De la difficulté à définir le populisme
La quête de sens du politologue Jan-Werner Müller vaut plus par son mouvement que par sa fin.
dans l’hebdo N° 1423 Acheter ce numéro
C’est une brûlante et redoutable question qui s’affiche en couverture du dernier essai du politologue allemand Jan-Werner Müller : « Qu’est-ce que le populisme ? » On l’entend comme une promesse d’élucidation alors que le mot envahit ad nauseam discours et commentaires politiques. À vrai dire, on n’est pas sûr d’avoir une réponse très claire en refermant ce livre, par ailleurs riche d’une utile réflexion. Le concept – qui n’en est peut-être pas un (et c’est bien le problème !) – est interrogé, scruté, malaxé, trituré sans que l’auteur parvienne jamais à en délivrer véritablement le sens.
Cette quête n’est pas nouvelle. Elle taraudait déjà des sociologues dans les années 1960, explique Müller. Mais, aujourd’hui, Le Pen, Trump, Orban, Grillo, pour ne citer qu’eux, sont aux portes du pouvoir, quand ils n’y ont pas déjà accédé. Nous les qualifions empiriquement de « populistes », alors que la notion reste dans l’indéfinition. Sans doute parce qu’elle souffre d’un « étirement conceptuel », comme le dit Müller. Une caractéristique qui permet d’intégrer au club aussi bien un fasciste comme feu l’Autrichien Jörg Haider, le néolibéral argentin Carlos Menem et même, selon Müller, les Indignés espagnols de Podemos.
Ce n’est plus de l’étirement, c’est de l’écartèlement. On y retrouve tous ceux « qui pestent contre ceux d’en haut », dit-il. Ce qui peut faire beaucoup de monde. Tout de même, Müller resserre son sujet. Les populistes sont ceux qui revendiquent un monopole de la représentation populaire.
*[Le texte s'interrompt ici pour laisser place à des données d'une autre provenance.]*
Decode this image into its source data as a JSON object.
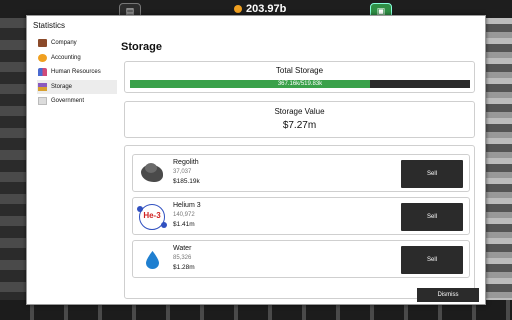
{
  "hud": {
    "money": "203.97b",
    "coin_color": "#f0a020"
  },
  "modal": {
    "title": "Statistics",
    "dismiss_label": "Dismiss"
  },
  "sidebar": {
    "items": [
      {
        "label": "Company",
        "icon": "briefcase-icon"
      },
      {
        "label": "Accounting",
        "icon": "coins-icon"
      },
      {
        "label": "Human Resources",
        "icon": "people-icon"
      },
      {
        "label": "Storage",
        "icon": "storage-icon"
      },
      {
        "label": "Government",
        "icon": "government-icon"
      }
    ],
    "active_index": 3
  },
  "storage": {
    "title": "Storage",
    "total_label": "Total Storage",
    "total_text": "367.16k/519.83k",
    "total_fraction": 0.706,
    "value_label": "Storage Value",
    "value": "$7.27m",
    "bar_color": "#3aa14a",
    "resources": [
      {
        "name": "Regolith",
        "amount": "37,037",
        "price": "$185.19k",
        "sell_label": "Sell",
        "icon": "regolith-rock-icon"
      },
      {
        "name": "Helium 3",
        "amount": "140,972",
        "price": "$1.41m",
        "sell_label": "Sell",
        "icon": "helium3-icon",
        "icon_text": "He-3"
      },
      {
        "name": "Water",
        "amount": "85,326",
        "price": "$1.28m",
        "sell_label": "Sell",
        "icon": "water-drop-icon"
      }
    ]
  }
}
Ceux qui « construisent la figure du laissé-pour-compte comme acteur politique » et s’écrient : « Nous sommes le peuple ! » Or, affirme Müller, faire du peuple un « sujet collectif », évidemment « hostile aux élites », est fondamentalement « anti-pluraliste ».
Nous y voilà : le « populiste » est avant tout l’ennemi de la démocratie, laquelle « encadre institutionnellement » la conflictualité. Oui, mais que se passe-t-il lorsque l’impératif budgétaire ruine toute alternative ? Lorsque l’expertocratie (les « élites », sans doute) nous assène qu’il n’y a pas d’alternative au néolibéralisme ?
C’est cette situation, bien actuelle, que décrit la politologue belge Chantal Mouffe, vigoureusement prise à partie par Müller. Selon elle, « c’est avant tout le consensus néolibéral qui a engendré le populisme ». C’est peut-être ici l’impensé du livre de Müller, ou son trop peu pensé, car il effleure la question : le péril anti-pluraliste vient d’abord du néolibéralisme et de la désagrégation de la notion de mandat. Il en résulte un désarroi qui peut produire parfois le meilleur, et plus souvent le pire. Or, il n’est pas aisé de mettre le meilleur et le pire sur la même ligne du dictionnaire, et cela sans considération d’un véritable contenu politique et social.
Qu’est-ce que le populisme ?, Jan-Werner Müller, Premier Parallèle, 190 p., 18 euros.